No caso dos aracnídeos, como aranhas e escorpiões, o ferrão tem principalmente uma função defensiva ou predatória. Essas espécies inoculam venenos por meio de quelíceras ou ferrões, destinados a imobilizar presas ou deter potenciais agressores. Nesse caso, a picada de qualquer organismo que não seja uma presa pode ser um mecanismo de defesa e até mesmo acidental. Esta última é geralmente a interação mais comum entre aranhas e escorpiões com humanos. Existem insetos que também picam, neste caso como mecanismo puramente defensivo, como as abelhas, as vespas, os zangões e algumas formigas. O ferrão, parte ativa que inocula o veneno, pode ou não ser retrátil. O ferrão das abelhas não é retrátil, permite que o inseto pique apenas uma vez e, perdendo parte do trato digestivo junto com o ferrão e as glândulas venenosas, morrerá. Se o ferrão for retrátil, como no caso de vespas, abelhas e algumas formigas, os insetos podem picar repetidamente. Em relação às formigas, Solenopsis spp. A formiga de fogo é a espécie mais comum associada a reações cutâneas em pessoas que passaram algum tempo deitadas ou sentadas na grama. São formigas extremamente agressivas quando suas trajetórias de movimento sofrem interferência ou seus ninhos são perturbados. As escolopendras, dentro do grupo das centopéias, possuem estruturas como frípulas atrás das mandíbulas que lhes permitem inocular veneno. Assim como outros artrópodes, são substâncias que raramente podem desencadear processos graves, mas são picadas muito dolorosas.

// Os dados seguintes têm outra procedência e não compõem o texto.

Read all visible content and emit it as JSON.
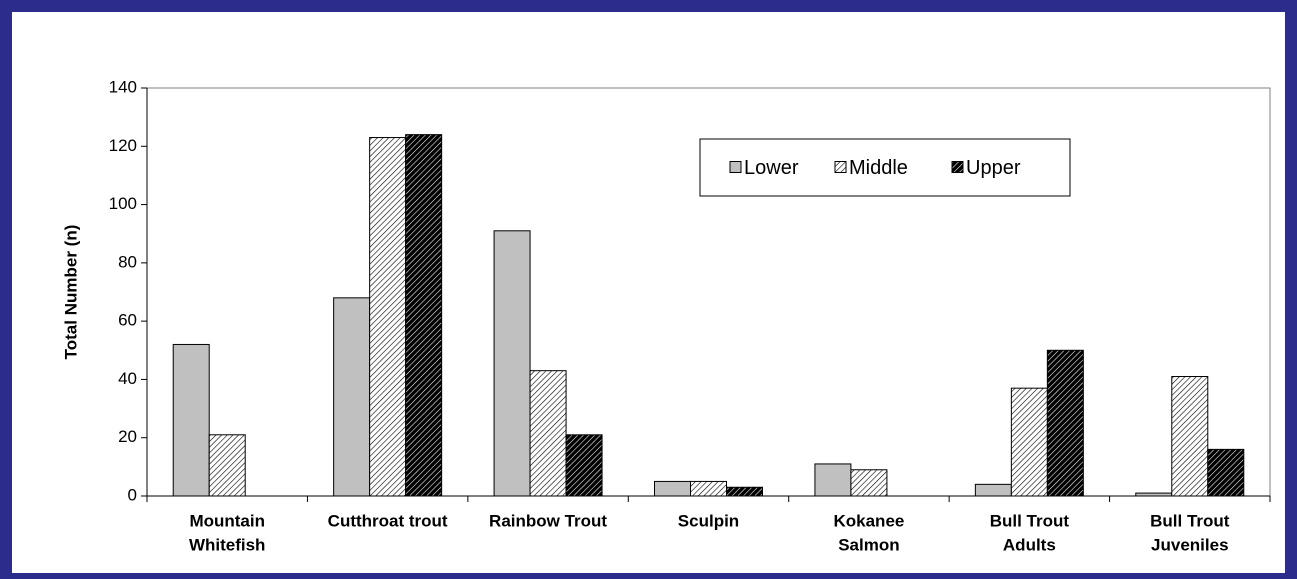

As reações alérgicas e a resposta do corpo a essas picadas variam significativamente entre as pessoas. Estas manifestações clínicas não dependem apenas do artrópode, mas principalmente da resposta imunológica do ser humano. As reações devem-se, na maioria dos casos, à hipersensibilidade às proteínas presentes na saliva ou ao veneno inoculado. Estas substâncias podem desencadear reações locais leves, como vermelhidão, edema e prurido, até lesões epiteliais graves, bolhas, necrose ou reações sistêmicas. Em indivíduos sensibilizados, pode ocorrer uma reação alérgica generalizada e até mesmo anafilaxia, uma condição potencialmente fatal. É importante observar que cada organismo reage de maneira diferente. Há pessoas nas quais as mordidas podem passar praticamente despercebidas, enquanto outras desenvolvem respostas intensas a exposições mínimas. Mesmo o mesmo indivíduo pode reagir de forma diferente a uma picada do mesmo inseto em dias diferentes, dependendo do seu estado imunológico, exposição anterior e outros fatores fisiológicos. Deve-se levar em conta que as crianças pequenas ou os idosos são geralmente os grupos de maior risco. No primeiro caso, devido à falta de especialização do sistema imunológico, enquanto, no segundo, as barreiras defensivas podem estar deterioradas. Compreender as diferenças entre picadas e mordidas de artrópodes é essencial não só do ponto de vista biológico, mas também do ponto de vista da saúde. Estas interações podem ter consequências que vão desde simples desconforto cutâneo até doenças epiteliais graves ou reações anafiláticas fatais. O reconhecimento do tipo de lesão e do organismo envolvido permite uma melhor prevenção, diagnóstico e tratamento dos efeitos associados. É muito importante ter em mente que não se trata de lesões “patognomônicas”, características e sempre iguais. As imagens, infográficos e cartazes que existem associando um tipo de lesão a um tipo de artrópode muitas vezes geram confusão, em muitos casos diagnósticos errados, atrasos na tomada de decisões e resultados negativos. Sim, existem padrões de distribuição de picadas ou mordidas que poderiam ter uma correlação maior com um organismo específico, mas não com o tipo de lesão.